To find the moment of inertia of a circular plate with a uniform mass per unit area, we can use some fundamental principles of physics and calculus. The moment of inertia is a measure of an object's resistance to rotational motion about a given axis. For a circular plate of radius \( r \) and mass per unit area \( \mu \), we can derive the moment of inertia about an axis passing through its center and perpendicular to its plane.

Understanding the Components

First, let's clarify the variables involved:

  • Radius (r): The distance from the center of the plate to its edge.
  • Mass per unit area (μ): This is the mass of the plate divided by its area, typically expressed in kg/m².
  • Moment of Inertia (I): This is what we are trying to calculate, representing how mass is distributed relative to the axis of rotation.

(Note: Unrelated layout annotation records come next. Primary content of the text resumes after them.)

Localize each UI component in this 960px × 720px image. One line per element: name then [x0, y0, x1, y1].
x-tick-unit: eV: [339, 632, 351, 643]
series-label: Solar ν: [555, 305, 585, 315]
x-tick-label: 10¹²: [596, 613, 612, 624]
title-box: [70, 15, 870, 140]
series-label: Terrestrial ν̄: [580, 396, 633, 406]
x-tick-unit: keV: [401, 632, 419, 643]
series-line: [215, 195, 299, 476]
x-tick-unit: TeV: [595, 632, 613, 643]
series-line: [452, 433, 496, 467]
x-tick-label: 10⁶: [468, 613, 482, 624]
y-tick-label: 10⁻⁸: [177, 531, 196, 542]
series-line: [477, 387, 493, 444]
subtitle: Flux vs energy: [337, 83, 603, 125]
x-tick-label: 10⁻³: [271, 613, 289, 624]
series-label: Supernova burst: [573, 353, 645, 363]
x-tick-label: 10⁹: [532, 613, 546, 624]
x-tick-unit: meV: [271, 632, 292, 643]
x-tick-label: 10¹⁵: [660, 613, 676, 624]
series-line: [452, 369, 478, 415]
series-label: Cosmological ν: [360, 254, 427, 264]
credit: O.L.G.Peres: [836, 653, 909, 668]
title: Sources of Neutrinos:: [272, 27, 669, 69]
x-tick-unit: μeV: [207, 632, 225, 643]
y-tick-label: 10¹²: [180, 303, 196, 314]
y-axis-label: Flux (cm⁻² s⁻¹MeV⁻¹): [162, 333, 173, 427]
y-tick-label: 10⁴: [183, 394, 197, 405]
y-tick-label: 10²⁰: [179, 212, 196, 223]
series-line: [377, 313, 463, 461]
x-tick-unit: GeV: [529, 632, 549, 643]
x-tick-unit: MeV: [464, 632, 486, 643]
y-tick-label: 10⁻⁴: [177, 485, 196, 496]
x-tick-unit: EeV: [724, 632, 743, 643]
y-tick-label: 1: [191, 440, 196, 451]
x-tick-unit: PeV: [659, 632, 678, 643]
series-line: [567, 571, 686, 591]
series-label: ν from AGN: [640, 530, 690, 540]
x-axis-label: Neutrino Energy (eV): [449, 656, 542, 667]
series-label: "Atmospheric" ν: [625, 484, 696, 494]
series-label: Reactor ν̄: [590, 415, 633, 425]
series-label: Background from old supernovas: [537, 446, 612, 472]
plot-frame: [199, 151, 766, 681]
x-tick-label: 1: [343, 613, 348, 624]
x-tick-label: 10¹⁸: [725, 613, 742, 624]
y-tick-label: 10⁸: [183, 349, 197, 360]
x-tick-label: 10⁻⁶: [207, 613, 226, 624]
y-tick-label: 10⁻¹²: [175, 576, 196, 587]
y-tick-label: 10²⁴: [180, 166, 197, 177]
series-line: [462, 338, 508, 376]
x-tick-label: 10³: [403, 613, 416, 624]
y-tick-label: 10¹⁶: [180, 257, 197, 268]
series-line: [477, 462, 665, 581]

Calculating the Moment of Inertia

The formula for the moment of inertia \( I \) of a thin circular plate about an axis through its center and perpendicular to its plane can be derived using integration. The moment of inertia is given by the integral:

I = ∫ r² dm

Here, \( dm \) is the mass element, and \( r \) is the distance from the axis of rotation. For a circular plate, we can express \( dm \) in terms of the area element \( dA \) and the mass per unit area \( \mu \):

Since \( dm = \mu \cdot dA \), we can rewrite the integral as:

I = ∫ r² (μ dA)

Setting Up the Integral

To evaluate this integral, we can use polar coordinates, where the area element \( dA \) is given by:

dA = r' dr' dθ

Here, \( r' \) is the radial distance from the center, and \( θ \) is the angle. The limits for \( r' \) will be from 0 to \( R \) (the radius of the plate), and for \( θ \) from 0 to \( 2π \).

Evaluating the Integral

Substituting \( dA \) into our moment of inertia equation gives:

I = ∫₀²π ∫₀ᴿ (r')² (μ r' dr' dθ)

Now we can separate the integrals:

I = μ ∫₀²π dθ ∫₀ᴿ (r')³ dr'

The integral over \( θ \) evaluates to \( 2π \), and the integral over \( r' \) is:

∫₀ᴿ (r')³ dr' = \left[ \frac{(r')^4}{4} \right]₀ᴿ = \frac{R^4}{4}

Putting it all together, we have:

I = μ (2π) \left( \frac{R^4}{4} \right) = \frac{μπR^4}{2}

Relating Mass and Area

Next, we need to express the mass \( M \) of the plate in terms of the mass per unit area and the area of the plate:

M = μ \cdot A = μ \cdot πR²

Now, substituting \( μ \) back into our moment of inertia equation:

I = \frac{M}{πR²} \cdot \frac{πR^4}{2} = \frac{1}{2} MR²

Final Result

Thus, the moment of inertia of a circular plate about an axis through its center and perpendicular to its plane is:

I = \frac{1}{2} MR²

This result shows that the moment of inertia depends on both the mass and the square of the radius of the plate. This relationship is crucial in understanding how objects rotate and is widely applicable in various fields of physics and engineering.